There's a difference between the Kansas City Cardiomyopathy Questionnaire versus the Minnesota Living With Heart Failure. In both cases, they are patient-reported outcomes, where the patient will let you know how they're feeling. And here's kind of a silly question, which one it is. We'll talk about that in a second.

But this is the Minnesota Living With Heart Failure score. It is 23 questions-- 22 or 23 questions. It's in the 20s. It is the higher your score is-- sorry. The lower the score is, the worse it is. So it's the opposite as the Kansas City Questionnaire, whereas the higher the score is, the better you are.

So it's the actual opposite. That's why the question is the lower the Minnesota score is, the better the outcomes. And so that's the score. So you want to see a low score for the Minnesota Living With Heart Failure score. You want to see a high score for the Kansas City Questionnaire if you want to look at that.

And I guarantee you if you're taking heart failure boards, this question will be on here because, one, nobody really cares. And two, it's an easy question to ask. It's been validated. But I say that in jest, but there is value to this, because this is the way that you can really get at how people are really feeling. And there is the validity in that if there is an improvement in the Kansas City Cardiomyopathy Questionnaire or an improvement in the Minnesota Living With Heart Failure score, there is actually improvement in survival.
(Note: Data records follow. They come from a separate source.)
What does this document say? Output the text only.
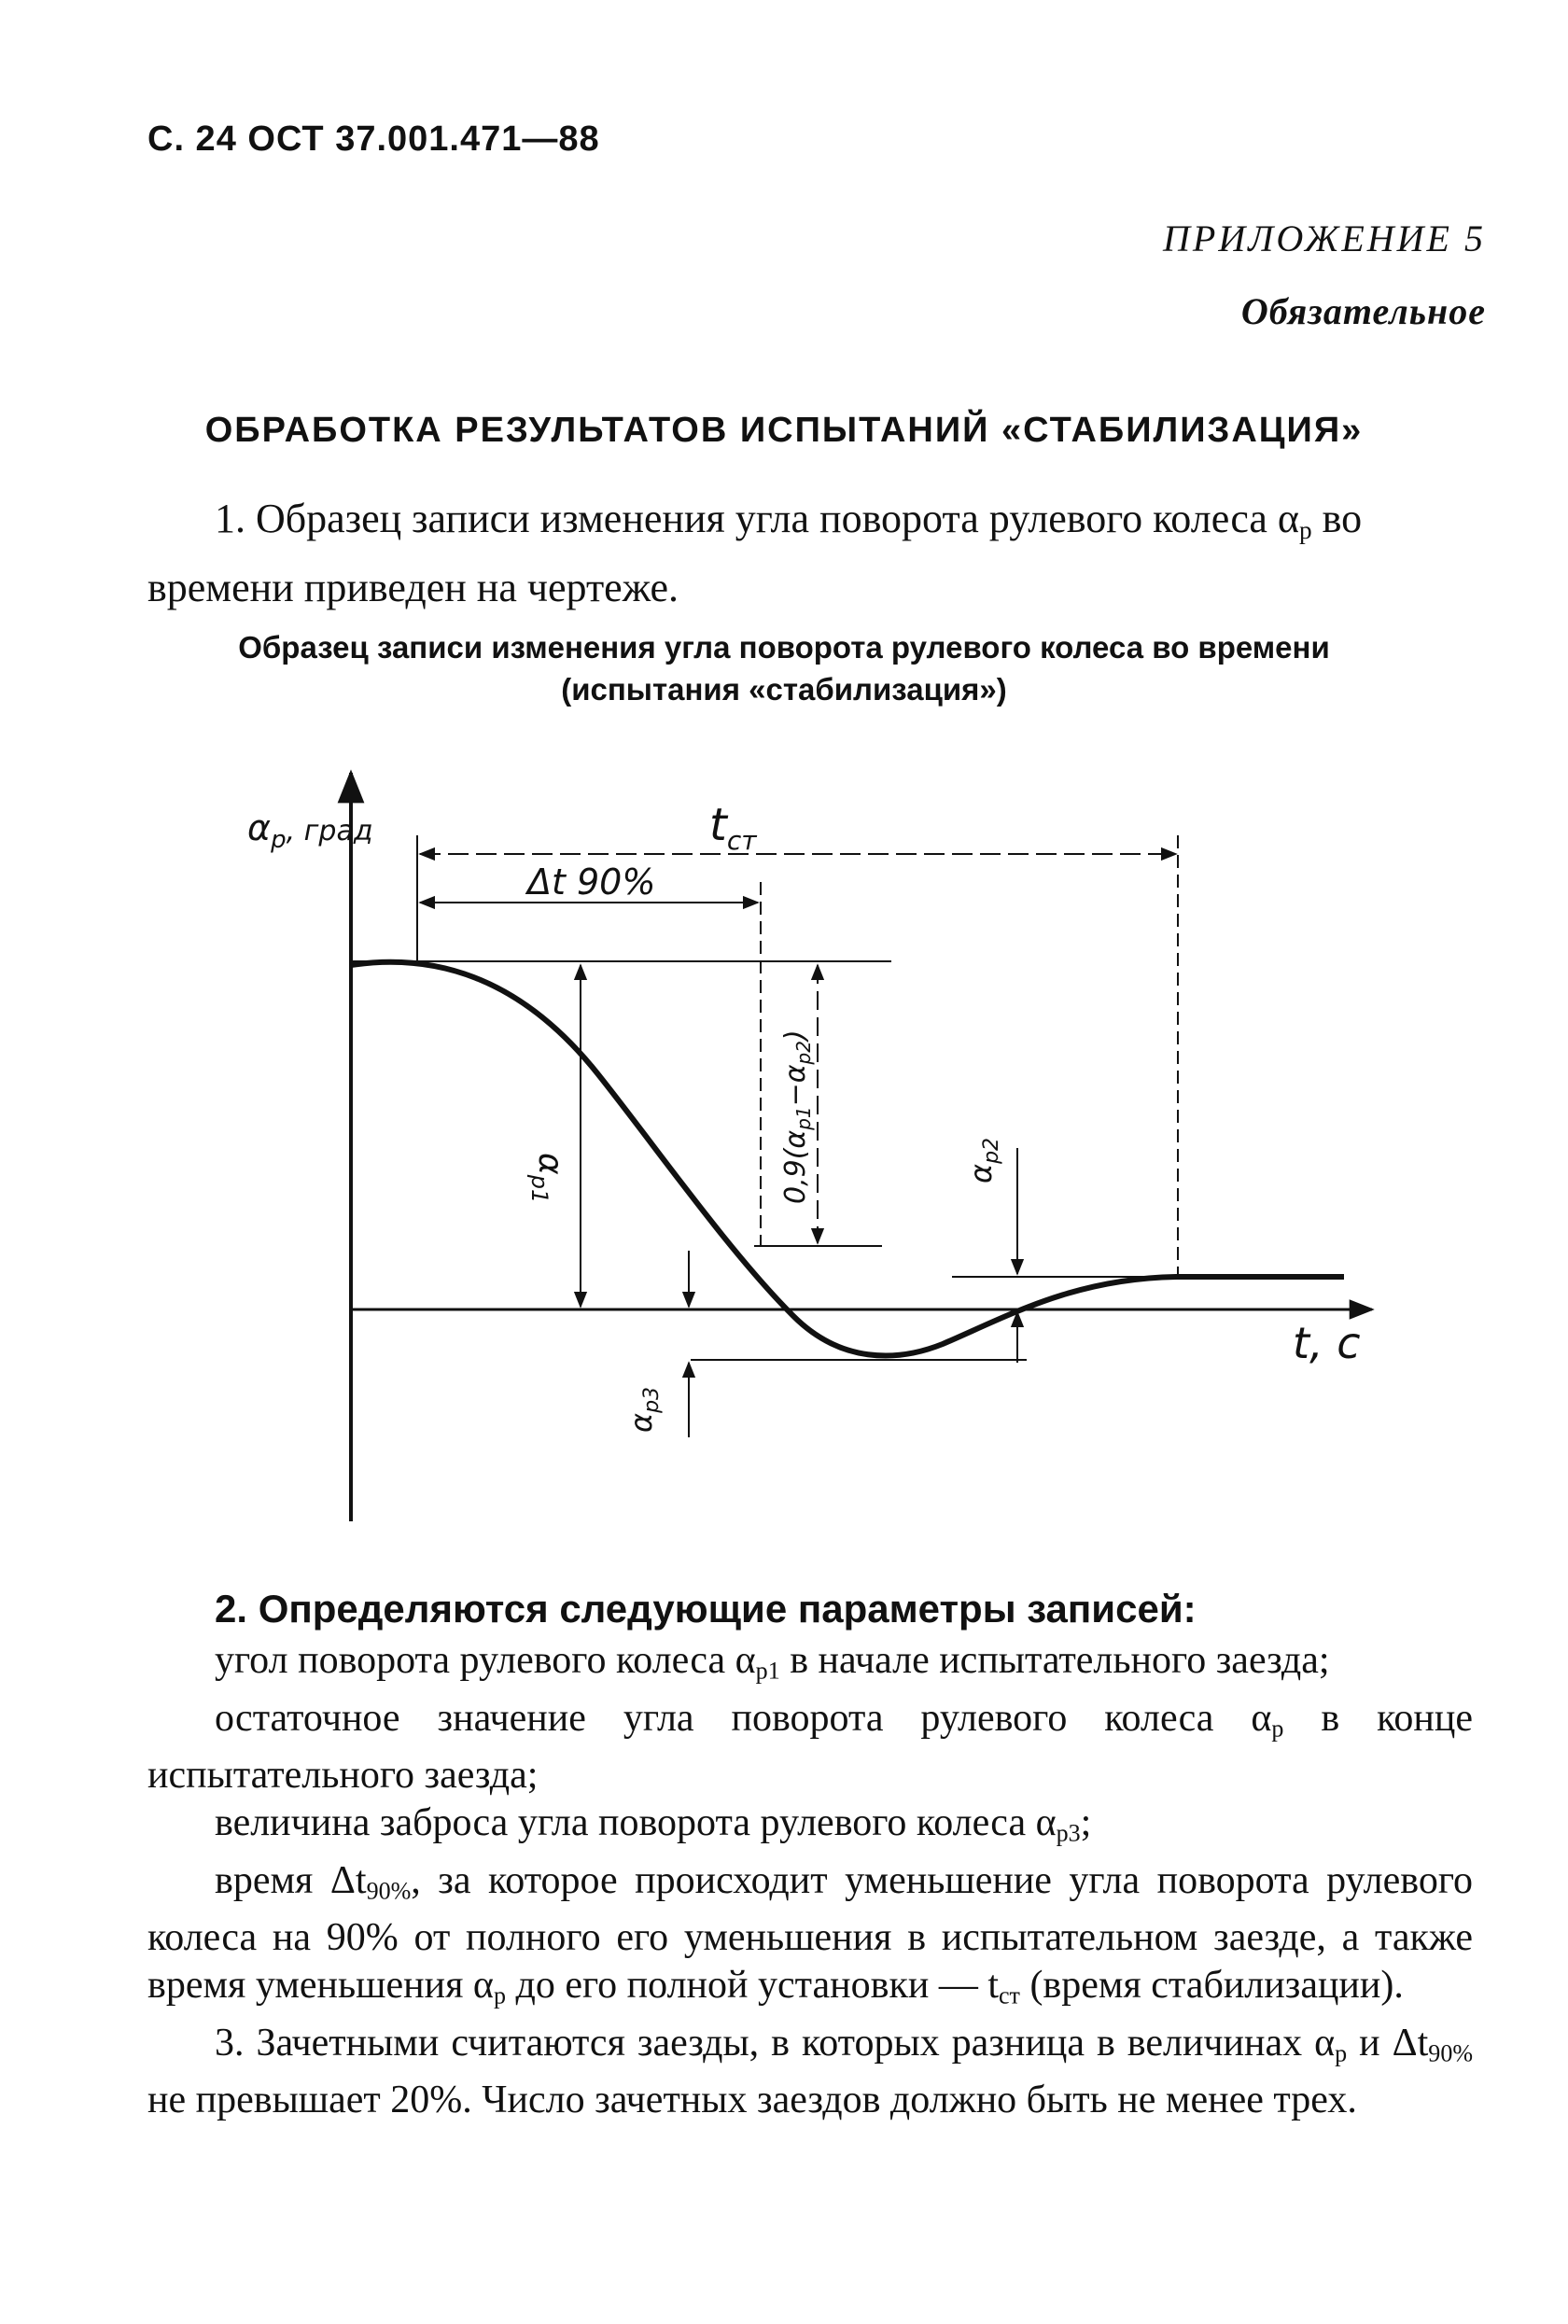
С. 24 ОСТ 37.001.471—88
ПРИЛОЖЕНИЕ 5
Обязательное
ОБРАБОТКА РЕЗУЛЬТАТОВ ИСПЫТАНИЙ «СТАБИЛИЗАЦИЯ»
1. Образец записи изменения угла поворота рулевого колеса $\alpha_р$ во времени приведен на чертеже.
Образец записи изменения угла поворота рулевого колеса во времени
(испытания «стабилизация»)
$\alpha_р^{, град}$
t, с
$t_{ст}$
Δt 90%
$\alpha_{р1}$	$0,9(\alpha_{р1}-\alpha_{р2})$
$\alpha_{р2}$
$\alpha_{р3}$
2. Определяются следующие параметры записей:

угол поворота рулевого колеса $\alpha_{р1}$ в начале испытательного заезда;

остаточное значение угла поворота рулевого колеса $\alpha_р$ в конце испытательного заезда;

величина заброса угла поворота рулевого колеса $\alpha_{р3}$;

время $\Delta t_{90\%}$, за которое происходит уменьшение угла поворота рулевого колеса на 90% от полного его уменьшения в испытательном заезде, а также время уменьшения $\alpha_р$ до его полной установки — $t_{ст}$ (время стабилизации).

3. Зачетными считаются заезды, в которых разница в величинах $\alpha_р$ и $\Delta t_{90\%}$ не превышает 20%. Число зачетных заездов должно быть не менее трех.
In our bad patients, we do that routinely. And I would suggest in probably selected populations, there may be value in measuring that on an ongoing basis just to see where things are. And so if you were to just look at your patients and say, what do we want to do to-- let me show you that. Let me give you that so you can write that down.

So you say, well, so what can we do to follow our patients on a regular basis and not spend a lot of money to see how they're doing? And I would suggest doing a six-minute walk on a regular basis and doing one of the patient-reported outcomes surveys, like either the Kansas City or the Minnesota Living With Heart Failure questionnaires.
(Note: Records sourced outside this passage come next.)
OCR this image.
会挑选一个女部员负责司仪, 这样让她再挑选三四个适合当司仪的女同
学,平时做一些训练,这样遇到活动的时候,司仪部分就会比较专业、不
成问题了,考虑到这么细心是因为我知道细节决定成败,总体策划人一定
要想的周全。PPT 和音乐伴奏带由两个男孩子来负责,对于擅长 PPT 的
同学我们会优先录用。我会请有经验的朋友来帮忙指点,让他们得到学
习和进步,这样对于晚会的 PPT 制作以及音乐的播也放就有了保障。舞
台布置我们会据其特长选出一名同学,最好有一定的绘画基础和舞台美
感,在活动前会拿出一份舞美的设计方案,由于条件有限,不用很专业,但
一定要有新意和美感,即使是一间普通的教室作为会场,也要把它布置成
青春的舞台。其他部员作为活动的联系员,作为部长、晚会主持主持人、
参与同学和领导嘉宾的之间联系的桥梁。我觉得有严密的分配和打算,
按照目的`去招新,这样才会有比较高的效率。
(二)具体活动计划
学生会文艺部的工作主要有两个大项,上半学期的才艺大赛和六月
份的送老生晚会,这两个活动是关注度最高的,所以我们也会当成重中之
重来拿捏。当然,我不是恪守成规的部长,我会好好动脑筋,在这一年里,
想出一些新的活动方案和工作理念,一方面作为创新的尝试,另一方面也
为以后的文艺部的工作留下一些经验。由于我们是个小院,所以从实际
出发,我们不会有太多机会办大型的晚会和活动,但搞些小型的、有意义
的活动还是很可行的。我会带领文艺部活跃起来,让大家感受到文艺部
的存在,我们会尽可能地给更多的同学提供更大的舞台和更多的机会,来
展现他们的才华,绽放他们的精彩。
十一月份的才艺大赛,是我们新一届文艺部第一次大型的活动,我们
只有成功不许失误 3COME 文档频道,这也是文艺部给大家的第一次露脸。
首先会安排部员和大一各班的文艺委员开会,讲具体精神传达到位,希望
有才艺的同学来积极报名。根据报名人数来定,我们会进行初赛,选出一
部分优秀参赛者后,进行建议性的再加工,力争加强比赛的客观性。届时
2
If you did that on a regular basis, especially if you're in a really busy practice, you may be able to sort of follow how people are doing without spending a lot of money. Your staff can-- you can-- your staff can administer the survey and give you the results. Someone can do the six-minute walk and give you the results.

I think there's value in getting an echo periodically. I know that goes against the use criteria. But I think if you feel that there's perhaps been a change in patient's condition, it's worthwhile doing echo. We always get an echo of what's been optimized medically when we think that we have them on the optimal medical therapy with beta blockers or an RME or ACE inhibitor and ARB or aldosterone blocker.

And we've had the chance for them to exercise and maybe get through cardiac rehab. To me, that's the optimal time to get the echo. And we do-- in our practice, we'll do a cardiopulmonary exercise test at the same time. In your practice, if you don't have that available to you, doing a six-minute walk at that time would be-- I think that's the most valuable time to do those things. So I'll stop there.